JS dictated or supplied information for much of A-1, and he personally corrected the first forty-two pages before his death. As planned, his historian-scribes maintained the first-person, chronological narrative format initially established in the volume. When various third-person accounts were drawn upon, they were generally converted to the first person, as if JS was directly relating the account. After JS’s death, Brigham Young, Heber C. Kimball, George A. Smith, and others modified and corrected the manuscript as they reviewed material before its eventual publication.
Beginning in March 1842 the church’s Nauvoo periodical, the Times and Seasons, began publishing the narrative as the “History of Joseph Smith.” At the time of JS’s death only the history through December 1831 had been published. When the final issue of the Times and Seasons, dated 15 February 1846 appeared, the account had been carried forward through August 1834—the end of the material recorded in A-1. The “History of Joseph Smith” was also published in England in the church periodical the Millennial Star beginning in June 1842. Once a press was established in Utah and the Deseret News began publication, the “History of Joseph Smith” once more appeared in print in serialized form. Beginning with the November 1851 issue, the narrative picked up where the Times and Seasons had left off over five years earlier.

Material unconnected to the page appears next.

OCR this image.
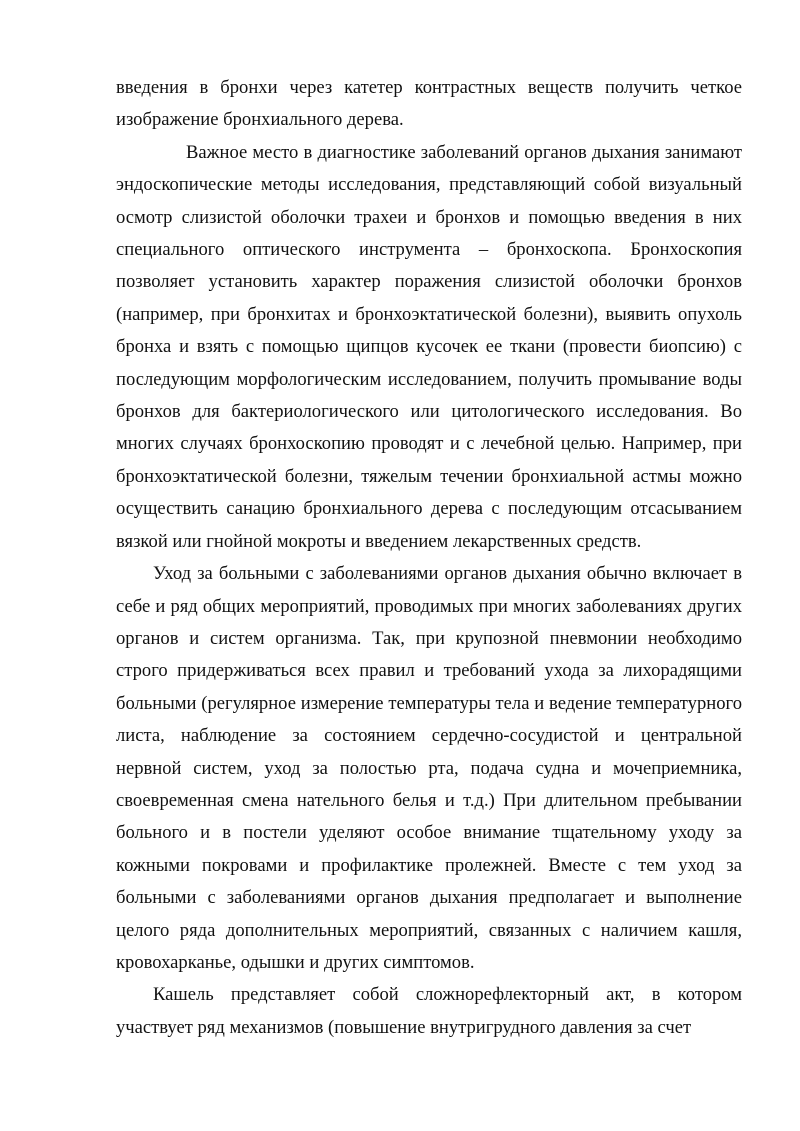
введения в бронхи через катетер контрастных веществ получить четкое изображение бронхиального дерева.

Важное место в диагностике заболеваний органов дыхания занимают эндоскопические методы исследования, представляющий собой визуальный осмотр слизистой оболочки трахеи и бронхов и помощью введения в них специального оптического инструмента – бронхоскопа. Бронхоскопия позволяет установить характер поражения слизистой оболочки бронхов (например, при бронхитах и бронхоэктатической болезни), выявить опухоль бронха и взять с помощью щипцов кусочек ее ткани (провести биопсию) с последующим морфологическим исследованием, получить промывание воды бронхов для бактериологического или цитологического исследования. Во многих случаях бронхоскопию проводят и с лечебной целью. Например, при бронхоэктатической болезни, тяжелым течении бронхиальной астмы можно осуществить санацию бронхиального дерева с последующим отсасыванием вязкой или гнойной мокроты и введением лекарственных средств.

Уход за больными с заболеваниями органов дыхания обычно включает в себе и ряд общих мероприятий, проводимых при многих заболеваниях других органов и систем организма. Так, при крупозной пневмонии необходимо строго придерживаться всех правил и требований ухода за лихорадящими больными (регулярное измерение температуры тела и ведение температурного листа, наблюдение за состоянием сердечно-сосудистой и центральной нервной систем, уход за полостью рта, подача судна и мочеприемника, своевременная смена нательного белья и т.д.) При длительном пребывании больного и в постели уделяют особое внимание тщательному уходу за кожными покровами и профилактике пролежней. Вместе с тем уход за больными с заболеваниями органов дыхания предполагает и выполнение целого ряда дополнительных мероприятий, связанных с наличием кашля, кровохарканье, одышки и других симптомов.

Кашель представляет собой сложнорефлекторный акт, в котором участвует ряд механизмов (повышение внутригрудного давления за счет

Aside from the material dictated or supplied by JS prior to his murder, the texts for A-1 and for the history’s subsequent volumes were drawn from a variety of primary and secondary sources including JS’s diaries and letters, minutes of meetings, the first edition of the Doctrine and Covenants, church and other periodicals, reports of JS’s discourses, and the reminiscences and recollections of church members. The narrative in A-1 provides JS’s personal account of the foundational events of his life as a prophet and the early progress of the church. It also encompasses contentions and disputations that erupted between the Latter-day Saints and their neighbors in New York, Pennsylvania, Ohio, and Missouri. While it remains difficult to distinguish JS’s own contributions from composition of his historian-scribes, the narrative trenchantly captures the poignancy and intensity of his life while offering an enlightening account of the birth of the church he labored to establish.